Munculnya penderita jantung koroner berusia muda diakui Bambang tidak lepas dari gaya hidup masyarakat sekarang. Dimana generasi sekarang seringkali memiliki gaya hidup yang tidak sehat.

Menurut Bambang, setidaknya ada enam faktor pemicu penyakit jantung koroner. Yakni merokok, kolestreol yang tinggi, hipertensi, diabetes melitus, usia pria diatas 45 tahun, wanita diatas 55 tahun. Serta adanya riwayat keluarga yang menderita penyakit jantung koroner.

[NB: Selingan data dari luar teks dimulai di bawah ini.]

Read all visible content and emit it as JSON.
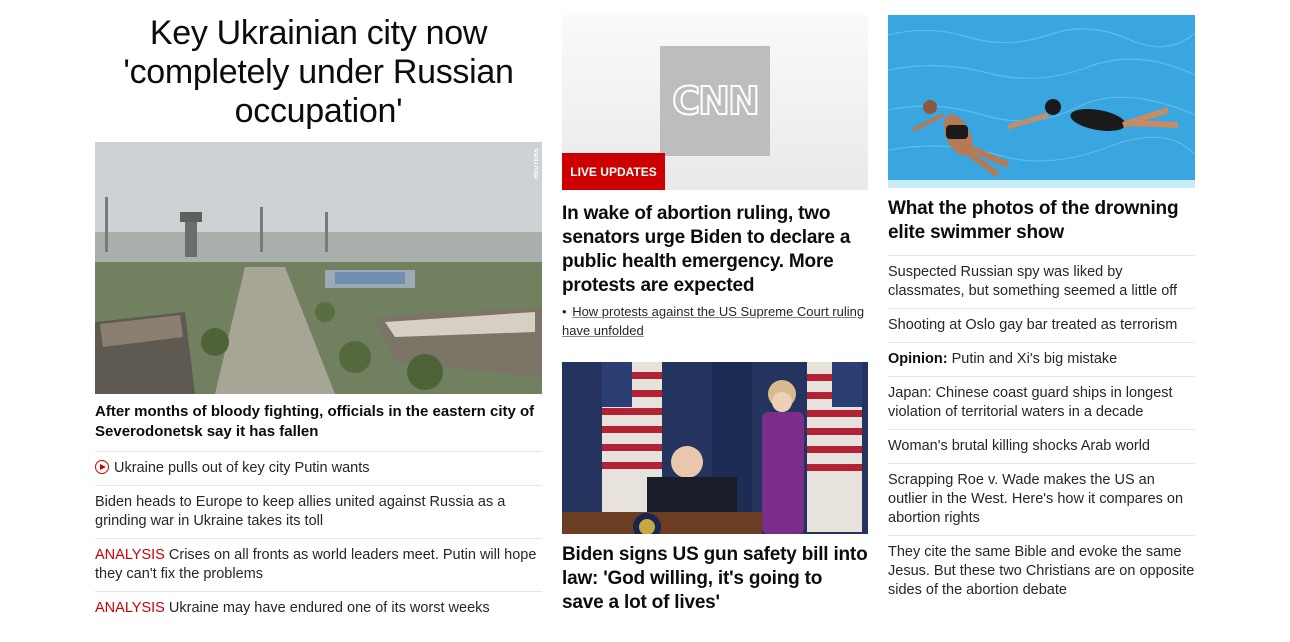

Kasus kematian mendadak yang seringkali terjadi ditengah masyarakat akibat serangan jantung acapkali sulit dinalar. Sebab orang yang terserang penyakit jantung memiliki gaya hidup sehat seperti tidak merokok, gemar berolahraga dan menjaga pola makannya.

“Tetapi tentu ada satu atau dua risiko yang dimiliki oleh yang bersangkutan yang kadang masyarakat tidak mengetahuinya,” lanjut Bambang.

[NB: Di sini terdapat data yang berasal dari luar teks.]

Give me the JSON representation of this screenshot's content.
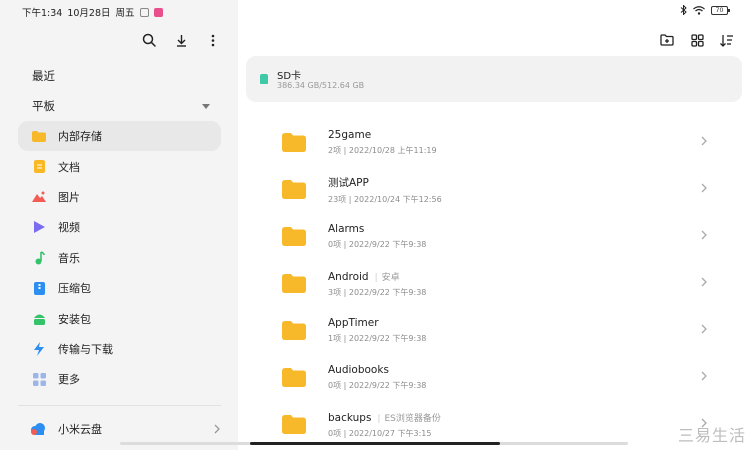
{
  "status": {
    "time": "下午1:34",
    "date": "10月28日",
    "weekday": "周五",
    "battery": "70"
  },
  "sidebar": {
    "recent": "最近",
    "tablet": "平板",
    "items": [
      {
        "label": "内部存储",
        "icon": "folder-icon",
        "color": "#f4b400",
        "active": true
      },
      {
        "label": "文档",
        "icon": "document-icon",
        "color": "#f9b824"
      },
      {
        "label": "图片",
        "icon": "image-icon",
        "color": "#f25c54"
      },
      {
        "label": "视频",
        "icon": "video-icon",
        "color": "#6c63ff"
      },
      {
        "label": "音乐",
        "icon": "music-icon",
        "color": "#34c26b"
      },
      {
        "label": "压缩包",
        "icon": "archive-icon",
        "color": "#2b8ef0"
      },
      {
        "label": "安装包",
        "icon": "android-icon",
        "color": "#34c26b"
      },
      {
        "label": "传输与下载",
        "icon": "transfer-icon",
        "color": "#2b8ef0"
      },
      {
        "label": "更多",
        "icon": "more-grid-icon",
        "color": "#9db6e8"
      }
    ],
    "cloud": "小米云盘"
  },
  "sd_card": {
    "title": "SD卡",
    "usage": "386.34 GB/512.64 GB"
  },
  "files": [
    {
      "name": "25game",
      "alias": "",
      "meta": "2项 | 2022/10/28 上午11:19"
    },
    {
      "name": "测试APP",
      "alias": "",
      "meta": "23项 | 2022/10/24 下午12:56"
    },
    {
      "name": "Alarms",
      "alias": "",
      "meta": "0项 | 2022/9/22 下午9:38"
    },
    {
      "name": "Android",
      "alias": "安卓",
      "meta": "3项 | 2022/9/22 下午9:38"
    },
    {
      "name": "AppTimer",
      "alias": "",
      "meta": "1项 | 2022/9/22 下午9:38"
    },
    {
      "name": "Audiobooks",
      "alias": "",
      "meta": "0项 | 2022/9/22 下午9:38"
    },
    {
      "name": "backups",
      "alias": "ES浏览器备份",
      "meta": "0项 | 2022/10/27 下午3:15"
    }
  ],
  "watermark": "三易生活",
  "colors": {
    "folder": "#f7b82a",
    "sidebar_bg": "#f4f4f4",
    "active_bg": "#e8e8e8",
    "sd_accent": "#3ec9a7"
  }
}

Adapun gejala serangan penyakit jantung koroner yang harus diwaspadai amtara lain nyeri/rasa tidak nyaman di dada, di substernal, dada kiri atau epigastrum, menjalar ke leher, bahu kiri dan tangan kiri serta punggung. Rasanya seperti tertekan, diremas-remas terbakar atau ditusuk.

Gejala tersebut seringkali disertai keringat dingin, mual, muntah, lemas, pusing melayang dan pingsan. Kondisi seperti itu timbul secara tiba-tiba dengan intensitas tinggi, berat ringan bervariasi.

Sementara itu, Direktur Percepatan dan Pengendalian Penyakit Tidak Menular Kemenkes dr Cut Putri Arianie mengatakan penyakit jantung menjadi salah satu jenis penyakit yang membutuhkan biaya perawatan sangat mahal. Data BPJS Kesehatan, pengeluaran anggaran untuk pengobatan penyakit jantung koroner setiap tahun meningkat. Tahun 2014 misalnya BPJS Kesehatan harus mengeluarkan Rp 4,4 triliun, tahun 2016 meningkat menjadi Rp 7,4 triliun.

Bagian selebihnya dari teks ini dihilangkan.